The Great Shepherd
The letter to the Hebrews is like taking a quick trip through the entire Bible. Two of the big take-aways from it are that the Bible is one story and that the prophets, priests, and kings of the Old Testament are to Christ what the shadow of an approaching man is to the man himself.
Christ, Hebrews tells us, is superior to angels, a better mediator than Moses, a greater high priest than Aaron, and a better sacrifice than bulls and goats. Through his blood, we have entered a better covenant than Sinai’s, a better Jerusalem, and a better kingdom, one that will never be shaken. And when we arrive at Hebrews’ benediction, the author sneaks in one final Old Testament archetype: the Great Shepherd.
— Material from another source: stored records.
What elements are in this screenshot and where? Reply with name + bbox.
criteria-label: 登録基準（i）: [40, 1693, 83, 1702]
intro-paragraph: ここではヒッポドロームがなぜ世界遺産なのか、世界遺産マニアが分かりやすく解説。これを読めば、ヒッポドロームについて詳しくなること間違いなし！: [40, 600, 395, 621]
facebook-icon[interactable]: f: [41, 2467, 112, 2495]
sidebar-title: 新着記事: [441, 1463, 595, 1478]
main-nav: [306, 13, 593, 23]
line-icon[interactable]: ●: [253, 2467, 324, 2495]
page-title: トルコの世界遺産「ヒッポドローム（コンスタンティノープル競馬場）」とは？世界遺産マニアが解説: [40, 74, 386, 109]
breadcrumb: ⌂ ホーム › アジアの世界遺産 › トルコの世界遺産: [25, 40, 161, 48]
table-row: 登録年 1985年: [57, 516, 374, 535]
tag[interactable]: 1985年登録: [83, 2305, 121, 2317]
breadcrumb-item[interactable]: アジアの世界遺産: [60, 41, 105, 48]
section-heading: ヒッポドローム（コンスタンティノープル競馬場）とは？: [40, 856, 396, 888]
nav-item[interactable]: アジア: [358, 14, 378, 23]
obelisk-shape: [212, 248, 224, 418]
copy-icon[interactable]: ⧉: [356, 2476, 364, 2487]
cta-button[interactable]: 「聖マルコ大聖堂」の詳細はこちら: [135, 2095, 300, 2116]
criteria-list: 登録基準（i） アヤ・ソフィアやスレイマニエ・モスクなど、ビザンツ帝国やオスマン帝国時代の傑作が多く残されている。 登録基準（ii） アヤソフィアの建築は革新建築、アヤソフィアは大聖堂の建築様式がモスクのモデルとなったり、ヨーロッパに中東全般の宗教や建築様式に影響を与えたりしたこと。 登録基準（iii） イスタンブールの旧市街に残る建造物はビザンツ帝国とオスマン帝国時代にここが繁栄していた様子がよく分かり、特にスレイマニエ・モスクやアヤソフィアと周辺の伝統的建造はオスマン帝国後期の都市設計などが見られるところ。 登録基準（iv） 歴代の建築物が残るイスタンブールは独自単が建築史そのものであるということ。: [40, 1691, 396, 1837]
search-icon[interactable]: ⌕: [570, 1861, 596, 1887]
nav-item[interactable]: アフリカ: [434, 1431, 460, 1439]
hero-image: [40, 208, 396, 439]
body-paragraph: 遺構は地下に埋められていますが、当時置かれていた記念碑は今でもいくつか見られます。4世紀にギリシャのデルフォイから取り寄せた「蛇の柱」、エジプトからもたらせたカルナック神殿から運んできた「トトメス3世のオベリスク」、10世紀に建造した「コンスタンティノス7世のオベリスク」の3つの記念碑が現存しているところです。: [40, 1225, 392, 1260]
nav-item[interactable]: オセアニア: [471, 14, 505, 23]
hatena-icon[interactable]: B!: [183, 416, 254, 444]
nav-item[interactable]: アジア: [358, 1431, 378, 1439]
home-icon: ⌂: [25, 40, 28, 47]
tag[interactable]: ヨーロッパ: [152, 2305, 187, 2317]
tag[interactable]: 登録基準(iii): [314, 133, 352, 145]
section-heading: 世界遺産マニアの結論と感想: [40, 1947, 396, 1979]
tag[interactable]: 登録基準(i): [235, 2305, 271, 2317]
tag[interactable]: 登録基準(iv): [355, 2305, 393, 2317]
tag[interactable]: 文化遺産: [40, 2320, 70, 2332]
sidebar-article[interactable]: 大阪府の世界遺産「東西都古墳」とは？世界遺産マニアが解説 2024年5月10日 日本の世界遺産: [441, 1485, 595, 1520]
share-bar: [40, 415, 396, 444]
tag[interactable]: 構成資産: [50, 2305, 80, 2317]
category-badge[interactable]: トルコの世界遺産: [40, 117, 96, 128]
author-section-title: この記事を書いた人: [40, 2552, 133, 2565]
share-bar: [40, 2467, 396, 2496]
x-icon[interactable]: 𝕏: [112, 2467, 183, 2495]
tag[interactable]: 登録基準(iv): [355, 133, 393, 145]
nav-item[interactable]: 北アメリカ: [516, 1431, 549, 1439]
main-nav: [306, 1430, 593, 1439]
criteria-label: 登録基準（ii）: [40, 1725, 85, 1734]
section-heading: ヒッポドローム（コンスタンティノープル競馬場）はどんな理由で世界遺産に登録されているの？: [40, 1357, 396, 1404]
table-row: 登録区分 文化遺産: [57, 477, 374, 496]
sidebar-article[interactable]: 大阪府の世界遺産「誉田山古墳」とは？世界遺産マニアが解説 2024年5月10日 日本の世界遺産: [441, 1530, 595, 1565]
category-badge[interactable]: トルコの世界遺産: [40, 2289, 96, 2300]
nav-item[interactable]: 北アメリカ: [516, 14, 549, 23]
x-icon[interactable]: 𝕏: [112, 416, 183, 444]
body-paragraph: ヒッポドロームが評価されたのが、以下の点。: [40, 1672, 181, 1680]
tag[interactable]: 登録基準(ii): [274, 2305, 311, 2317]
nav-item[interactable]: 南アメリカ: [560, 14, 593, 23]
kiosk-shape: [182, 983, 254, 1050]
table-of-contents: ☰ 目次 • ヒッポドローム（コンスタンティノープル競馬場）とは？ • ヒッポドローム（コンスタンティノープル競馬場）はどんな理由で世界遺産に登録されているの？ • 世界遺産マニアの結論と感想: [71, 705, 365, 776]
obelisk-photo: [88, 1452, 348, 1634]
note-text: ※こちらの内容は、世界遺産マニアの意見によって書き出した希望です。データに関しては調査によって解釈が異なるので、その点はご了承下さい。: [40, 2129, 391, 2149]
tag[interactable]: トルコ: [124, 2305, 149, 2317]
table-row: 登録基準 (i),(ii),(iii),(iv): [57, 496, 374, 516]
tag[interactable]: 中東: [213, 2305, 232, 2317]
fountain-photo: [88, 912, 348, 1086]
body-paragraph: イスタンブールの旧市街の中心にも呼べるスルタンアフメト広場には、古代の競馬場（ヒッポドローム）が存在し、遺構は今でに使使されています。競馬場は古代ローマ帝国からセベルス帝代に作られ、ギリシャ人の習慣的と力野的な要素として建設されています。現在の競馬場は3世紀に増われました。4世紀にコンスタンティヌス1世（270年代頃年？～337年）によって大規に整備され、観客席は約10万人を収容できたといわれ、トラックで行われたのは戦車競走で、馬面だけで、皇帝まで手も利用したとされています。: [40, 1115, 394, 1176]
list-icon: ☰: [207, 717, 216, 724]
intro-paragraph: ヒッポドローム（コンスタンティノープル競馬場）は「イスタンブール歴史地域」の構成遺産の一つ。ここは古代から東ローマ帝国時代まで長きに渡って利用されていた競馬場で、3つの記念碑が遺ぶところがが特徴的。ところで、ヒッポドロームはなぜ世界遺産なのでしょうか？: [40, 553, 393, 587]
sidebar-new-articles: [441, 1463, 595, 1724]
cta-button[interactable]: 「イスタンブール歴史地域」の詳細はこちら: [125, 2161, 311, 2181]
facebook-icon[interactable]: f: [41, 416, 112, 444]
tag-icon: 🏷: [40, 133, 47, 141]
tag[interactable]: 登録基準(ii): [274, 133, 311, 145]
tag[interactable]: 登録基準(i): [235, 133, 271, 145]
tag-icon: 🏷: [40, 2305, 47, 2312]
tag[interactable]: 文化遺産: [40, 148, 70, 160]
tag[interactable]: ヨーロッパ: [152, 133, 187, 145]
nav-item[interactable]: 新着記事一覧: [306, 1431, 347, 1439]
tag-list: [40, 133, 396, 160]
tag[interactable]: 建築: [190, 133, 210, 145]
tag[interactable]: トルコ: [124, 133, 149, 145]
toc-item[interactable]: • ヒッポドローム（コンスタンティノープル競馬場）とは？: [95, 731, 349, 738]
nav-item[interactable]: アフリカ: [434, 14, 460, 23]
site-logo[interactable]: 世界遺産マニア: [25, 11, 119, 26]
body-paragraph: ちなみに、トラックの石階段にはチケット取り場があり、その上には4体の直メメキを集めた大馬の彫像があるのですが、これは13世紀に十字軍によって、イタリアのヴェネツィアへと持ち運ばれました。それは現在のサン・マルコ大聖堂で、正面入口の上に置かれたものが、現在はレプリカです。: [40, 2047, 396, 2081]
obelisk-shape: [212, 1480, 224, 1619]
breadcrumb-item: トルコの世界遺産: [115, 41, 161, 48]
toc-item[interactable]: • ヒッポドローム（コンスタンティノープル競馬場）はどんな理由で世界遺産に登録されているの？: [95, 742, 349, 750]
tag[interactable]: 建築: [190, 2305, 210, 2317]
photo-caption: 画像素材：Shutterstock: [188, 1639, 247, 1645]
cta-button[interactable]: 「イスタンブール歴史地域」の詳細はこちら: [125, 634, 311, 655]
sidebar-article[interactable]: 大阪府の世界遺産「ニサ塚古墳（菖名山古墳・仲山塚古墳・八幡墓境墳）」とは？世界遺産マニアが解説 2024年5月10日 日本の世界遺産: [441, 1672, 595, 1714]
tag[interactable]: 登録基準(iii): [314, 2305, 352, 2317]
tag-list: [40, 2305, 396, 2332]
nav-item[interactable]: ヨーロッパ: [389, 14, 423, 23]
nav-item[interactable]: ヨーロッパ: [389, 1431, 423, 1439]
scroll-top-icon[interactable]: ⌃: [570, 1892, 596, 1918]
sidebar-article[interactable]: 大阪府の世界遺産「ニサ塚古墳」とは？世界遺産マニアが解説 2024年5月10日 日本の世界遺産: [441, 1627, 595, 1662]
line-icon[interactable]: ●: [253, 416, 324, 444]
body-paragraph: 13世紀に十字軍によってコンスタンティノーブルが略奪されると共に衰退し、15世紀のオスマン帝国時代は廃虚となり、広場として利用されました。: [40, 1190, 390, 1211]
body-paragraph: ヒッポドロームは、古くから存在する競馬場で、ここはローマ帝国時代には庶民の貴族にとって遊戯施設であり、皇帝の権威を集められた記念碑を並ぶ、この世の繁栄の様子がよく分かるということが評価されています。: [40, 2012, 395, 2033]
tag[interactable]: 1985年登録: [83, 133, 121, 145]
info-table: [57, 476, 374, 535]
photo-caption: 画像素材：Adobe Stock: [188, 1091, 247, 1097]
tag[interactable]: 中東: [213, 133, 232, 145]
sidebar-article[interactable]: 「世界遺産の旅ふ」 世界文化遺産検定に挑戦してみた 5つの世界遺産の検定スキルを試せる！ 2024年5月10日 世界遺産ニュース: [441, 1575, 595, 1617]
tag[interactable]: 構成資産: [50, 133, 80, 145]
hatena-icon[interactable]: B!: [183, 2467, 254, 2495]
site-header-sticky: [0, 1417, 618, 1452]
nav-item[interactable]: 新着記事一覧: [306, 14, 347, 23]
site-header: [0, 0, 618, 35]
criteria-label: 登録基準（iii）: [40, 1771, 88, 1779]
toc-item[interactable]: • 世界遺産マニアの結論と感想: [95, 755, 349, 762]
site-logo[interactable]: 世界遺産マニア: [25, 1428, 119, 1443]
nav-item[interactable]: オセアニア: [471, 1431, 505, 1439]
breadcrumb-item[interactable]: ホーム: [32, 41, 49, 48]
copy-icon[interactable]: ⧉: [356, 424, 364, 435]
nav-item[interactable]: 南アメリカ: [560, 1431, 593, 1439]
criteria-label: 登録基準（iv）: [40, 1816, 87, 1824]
Now may the God of peace who brought again from the dead our Lord Jesus, the great shepherd of the sheep, by the blood of the eternal covenant, equip you with everything good that you may do his will, working in us that which is pleasing in his sight, through Jesus Christ, to whom be glory forever and ever. Amen (13.20-21).
Moses was the first person in scripture to refer to God’s people as sheep. And he knew whereof he spoke. He had spent forty years as a shepherd prior to his forty agonizing years shepherding a recalcitrant Israel. At the end of it all, his dying request was that God not leave the people without a shepherd (Num. 27:17). His faithful devotion to God's people was a shadow of a greater shepherd to come.
David was next to call God’s people sheep. He, too, was a shepherd before becoming the ruler of Israel. And in uniting God’s flock in worship, he became the archetypal shepherd-king, a man after God's own heart. God promised David an everlasting kingdom, yet his kingdom didn't last. The seeds of its collapse were sown by his son, Solomon, after whose death the kingdom split, north from south (1 Kgs 12:16). Wicked kings and wicked prophets shepherded the northern kingdom deeper and deeper into sin until God gave them over to Assyria, to an exile from which they never returned (2 Kgs 15:29).
Judah, the southern kingdom, lasted a little longer. But eventually they, too, were carried away into exile. And there in Babylon, through the prophet Ezekiel, God spoke these words of promise:
My servant David shall be king over them, and they shall all have one shepherd. They shall walk in my rules and be careful to obey my statutes . . . I will make a covenant of peace with them. It shall be an everlasting covenant with them . . . My dwelling place shall be with them, and I will be their God, and they shall be my people. Then the nations will know that I am the Lord who sanctifies Israel, when my sanctuary is in their midst forevermore (Ez. 7:24,26,27-28).
These words are echoed in the benediction of Hebrews, where the last image we are left with is Christ as the promised Great Shepherd, and with that comes the reminder that we are sheep. Our life’s purpose is to follow him, to dwell as a flock with him, and to be equipped, together, to do his will. In this way, He will be glorified in this world forever and ever.